To feel joy that Wizard is gone, it’s petty and mostly senseless, but so what? We’re human, and often our emotions don’t make logical sense. To me, and to my others, Wizard will be forever linked to all the crap that happened in the 1990s. The early Image style drove me away from the hobby for a few years, so this isn’t something that I can be completely logical about.

It’s a little like discovering that the guy that stole your girlfriend 10 years ago has just been fired from his job. You and he are both dating different people now, but it’s only human to feel a little schadenfreude. It’s not mature, and it’s not nice, I agree.

“We see this a lot, like stuff like this is a zero sum game. “If book/magazine I don’t like gets canceled, then that is a net positive for me,” when it really is not – it does not affect you at all.”

Are you so sure, Brian?

It’s not exactly a zero sum game, but the cancellation of something you don’t like may indicate a shift in pop culture in a direction you find more in tune with your tastes, and so it can be a good thing. Of course, this is not the case with WIZARD, since it wasn’t really representative of anything any longer.

to me and to MANY others, I meant

Being that Wizard was the only place to get comics news for me back when I was a teen, I loved the magazine. Sijo and I share the exact same sentiments. It was fun, a bit below the belt and oddball sure, but it was a niche they catered to very well. Sure, there were places for erudite, well thought out and verbose discourse on comic books, but if you wanted to just have fun with the hobby? Wizard was it.

But then, Wizard was dead to me when they switched to the thinner magazine format, so I was in mourning long before this news came along. :)

Didn’t know how to feel about this. Times were I hated Wizard, times were I liked Wizard. Read all about how terrible Gareb is but never met him. Guess I’m just sad Wizard didn’t stay something I liked. Fun to read all the columns by people who used to work there.

Don’t tell me what to think, fascist!

Can’t say I’ll miss it (found it to be, even when reading it actively, a mag that tried to dictate the market). However, without it and Toyfare, we’d never have Robot Chicken, so I’ll give them that.

Sorry to disagree, but if it is not a zero-sum game, it isn’t too far way from it either.

Wizard carried considerable weight as a mover and shaker back in the day, and it was fairly superficial while at that. It is legitimate to hope for some degree of change for the better now.

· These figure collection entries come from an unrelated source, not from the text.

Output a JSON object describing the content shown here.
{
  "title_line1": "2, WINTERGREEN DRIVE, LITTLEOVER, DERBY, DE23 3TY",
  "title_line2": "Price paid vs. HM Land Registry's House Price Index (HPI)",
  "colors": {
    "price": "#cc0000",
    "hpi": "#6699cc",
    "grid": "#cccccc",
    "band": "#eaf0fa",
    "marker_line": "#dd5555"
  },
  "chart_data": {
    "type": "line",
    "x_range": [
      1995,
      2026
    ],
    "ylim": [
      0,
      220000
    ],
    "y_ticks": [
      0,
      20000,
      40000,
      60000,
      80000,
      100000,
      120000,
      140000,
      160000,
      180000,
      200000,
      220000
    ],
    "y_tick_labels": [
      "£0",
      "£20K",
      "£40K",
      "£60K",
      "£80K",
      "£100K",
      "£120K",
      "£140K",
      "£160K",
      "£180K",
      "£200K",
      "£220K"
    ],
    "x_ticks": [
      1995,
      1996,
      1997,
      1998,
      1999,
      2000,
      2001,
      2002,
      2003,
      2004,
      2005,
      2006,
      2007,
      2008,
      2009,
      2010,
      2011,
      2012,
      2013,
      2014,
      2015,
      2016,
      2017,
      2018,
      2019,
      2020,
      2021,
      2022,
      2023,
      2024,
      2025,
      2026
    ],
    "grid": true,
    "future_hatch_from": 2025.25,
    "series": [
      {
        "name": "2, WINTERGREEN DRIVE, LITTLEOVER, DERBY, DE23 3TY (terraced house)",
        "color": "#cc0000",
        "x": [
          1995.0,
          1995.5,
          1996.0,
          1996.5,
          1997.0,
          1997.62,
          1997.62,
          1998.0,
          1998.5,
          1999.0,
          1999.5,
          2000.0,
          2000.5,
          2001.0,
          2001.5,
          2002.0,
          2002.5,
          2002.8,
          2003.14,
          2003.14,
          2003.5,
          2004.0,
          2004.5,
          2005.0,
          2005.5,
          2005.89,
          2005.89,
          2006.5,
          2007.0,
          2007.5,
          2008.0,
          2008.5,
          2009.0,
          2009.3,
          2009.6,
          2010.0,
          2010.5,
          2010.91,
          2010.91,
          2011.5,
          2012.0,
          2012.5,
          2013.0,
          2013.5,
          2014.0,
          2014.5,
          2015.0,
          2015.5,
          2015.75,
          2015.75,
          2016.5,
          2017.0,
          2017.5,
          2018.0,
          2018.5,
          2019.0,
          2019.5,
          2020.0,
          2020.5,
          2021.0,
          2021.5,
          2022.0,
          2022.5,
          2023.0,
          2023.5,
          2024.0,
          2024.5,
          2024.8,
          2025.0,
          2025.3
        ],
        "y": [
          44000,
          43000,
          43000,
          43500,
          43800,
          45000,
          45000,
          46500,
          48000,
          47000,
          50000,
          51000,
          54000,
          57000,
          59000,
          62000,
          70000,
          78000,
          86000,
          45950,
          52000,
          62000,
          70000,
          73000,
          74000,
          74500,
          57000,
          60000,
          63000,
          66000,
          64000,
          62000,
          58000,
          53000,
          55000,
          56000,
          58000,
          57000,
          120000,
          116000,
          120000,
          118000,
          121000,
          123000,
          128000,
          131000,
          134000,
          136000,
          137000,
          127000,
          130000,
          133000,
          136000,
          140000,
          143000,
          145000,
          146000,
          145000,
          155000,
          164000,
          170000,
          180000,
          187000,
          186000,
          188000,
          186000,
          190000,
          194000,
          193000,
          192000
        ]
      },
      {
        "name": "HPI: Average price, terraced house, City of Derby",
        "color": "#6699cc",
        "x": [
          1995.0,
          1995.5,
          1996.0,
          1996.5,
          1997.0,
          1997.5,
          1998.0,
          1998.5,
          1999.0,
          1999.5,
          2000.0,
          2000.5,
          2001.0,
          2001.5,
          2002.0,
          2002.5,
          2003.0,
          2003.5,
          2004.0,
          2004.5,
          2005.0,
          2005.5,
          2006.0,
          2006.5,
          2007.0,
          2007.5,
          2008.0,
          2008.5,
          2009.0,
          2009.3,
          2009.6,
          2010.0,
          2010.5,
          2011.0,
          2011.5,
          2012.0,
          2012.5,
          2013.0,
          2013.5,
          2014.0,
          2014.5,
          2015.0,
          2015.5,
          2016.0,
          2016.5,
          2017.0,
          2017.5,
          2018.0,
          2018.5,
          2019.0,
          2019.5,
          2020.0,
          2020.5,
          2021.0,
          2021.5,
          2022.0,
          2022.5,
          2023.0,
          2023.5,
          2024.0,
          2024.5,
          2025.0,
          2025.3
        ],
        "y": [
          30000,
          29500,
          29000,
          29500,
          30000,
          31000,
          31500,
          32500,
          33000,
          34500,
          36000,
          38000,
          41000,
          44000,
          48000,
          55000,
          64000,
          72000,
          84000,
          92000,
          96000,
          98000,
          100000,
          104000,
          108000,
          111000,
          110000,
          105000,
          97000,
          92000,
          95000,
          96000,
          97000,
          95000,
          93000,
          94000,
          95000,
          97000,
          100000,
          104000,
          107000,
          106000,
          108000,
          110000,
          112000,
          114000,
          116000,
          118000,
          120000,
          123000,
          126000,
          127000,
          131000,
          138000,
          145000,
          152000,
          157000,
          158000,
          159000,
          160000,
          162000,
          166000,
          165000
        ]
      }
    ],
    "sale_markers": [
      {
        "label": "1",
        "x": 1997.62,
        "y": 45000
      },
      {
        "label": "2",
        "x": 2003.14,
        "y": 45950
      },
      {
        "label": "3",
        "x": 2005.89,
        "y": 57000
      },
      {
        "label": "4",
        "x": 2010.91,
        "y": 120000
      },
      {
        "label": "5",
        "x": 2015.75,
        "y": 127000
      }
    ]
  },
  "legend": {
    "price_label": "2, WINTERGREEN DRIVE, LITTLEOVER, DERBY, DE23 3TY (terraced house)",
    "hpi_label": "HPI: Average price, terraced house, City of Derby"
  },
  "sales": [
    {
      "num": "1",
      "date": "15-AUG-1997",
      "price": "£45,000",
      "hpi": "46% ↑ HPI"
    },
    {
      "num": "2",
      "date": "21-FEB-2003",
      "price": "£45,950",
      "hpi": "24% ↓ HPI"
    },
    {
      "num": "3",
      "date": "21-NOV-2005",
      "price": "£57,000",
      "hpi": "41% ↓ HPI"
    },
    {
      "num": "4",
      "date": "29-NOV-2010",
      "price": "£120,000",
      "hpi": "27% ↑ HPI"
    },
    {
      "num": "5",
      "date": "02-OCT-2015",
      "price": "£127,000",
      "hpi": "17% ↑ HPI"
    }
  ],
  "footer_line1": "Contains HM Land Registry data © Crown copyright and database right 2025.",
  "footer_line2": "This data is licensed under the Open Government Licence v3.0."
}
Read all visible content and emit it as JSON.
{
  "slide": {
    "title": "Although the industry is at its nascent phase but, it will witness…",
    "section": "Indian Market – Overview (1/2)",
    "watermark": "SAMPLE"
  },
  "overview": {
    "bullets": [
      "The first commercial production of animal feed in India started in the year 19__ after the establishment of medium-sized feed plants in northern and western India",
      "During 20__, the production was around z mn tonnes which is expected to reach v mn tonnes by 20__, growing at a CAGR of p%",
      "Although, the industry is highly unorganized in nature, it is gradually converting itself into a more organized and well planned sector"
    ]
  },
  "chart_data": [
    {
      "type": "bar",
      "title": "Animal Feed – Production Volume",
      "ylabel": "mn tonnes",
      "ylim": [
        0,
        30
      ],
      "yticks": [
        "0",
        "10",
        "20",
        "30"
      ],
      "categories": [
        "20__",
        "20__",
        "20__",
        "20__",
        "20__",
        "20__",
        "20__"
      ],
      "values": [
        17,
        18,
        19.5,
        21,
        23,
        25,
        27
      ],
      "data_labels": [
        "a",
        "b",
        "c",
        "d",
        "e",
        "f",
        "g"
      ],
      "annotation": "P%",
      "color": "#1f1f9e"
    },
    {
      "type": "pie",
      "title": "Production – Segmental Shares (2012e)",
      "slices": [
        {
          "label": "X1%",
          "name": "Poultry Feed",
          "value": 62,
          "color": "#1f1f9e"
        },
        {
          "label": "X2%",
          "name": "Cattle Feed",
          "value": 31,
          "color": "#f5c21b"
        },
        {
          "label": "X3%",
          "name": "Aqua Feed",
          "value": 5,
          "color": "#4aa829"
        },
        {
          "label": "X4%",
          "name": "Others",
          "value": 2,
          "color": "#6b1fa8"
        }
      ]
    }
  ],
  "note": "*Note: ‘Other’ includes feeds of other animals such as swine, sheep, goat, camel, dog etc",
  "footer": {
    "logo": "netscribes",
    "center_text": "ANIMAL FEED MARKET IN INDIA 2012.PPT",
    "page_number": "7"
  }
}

Smokescreen: I didn’t know that Robot Chicken came from ToyFare! Googled them and found a Robot Chicken writer talking about it — http://dougistyping.wordpress.com/
I can’t believe I didn’t know!

A former coworker and colleague of mine was just let go from Wizard/Toyfare and the way they treated those employees who were fired this week was completely shameless.

My sole reason for buying Toyfare well into the 2000’s was because of Twisted Mego Theater, which then became Twisted Toyfare Theater. When I first saw Robot Chicken and saw Tom Root’s name attached, I put it together (especially when an early sketch was a Real World Justice League thing).

And because Root and the original crew left to do Robot Chicken, the feature became incredibly unfunny. Hence my personal exit from Toyfare.

I still pull out the strips every once and a while and they hold up very well. The “Doom conquering the Mexican knock-off universe” strip is still brilliant and possibly the best strip they ever did (titled “Viva Mego”).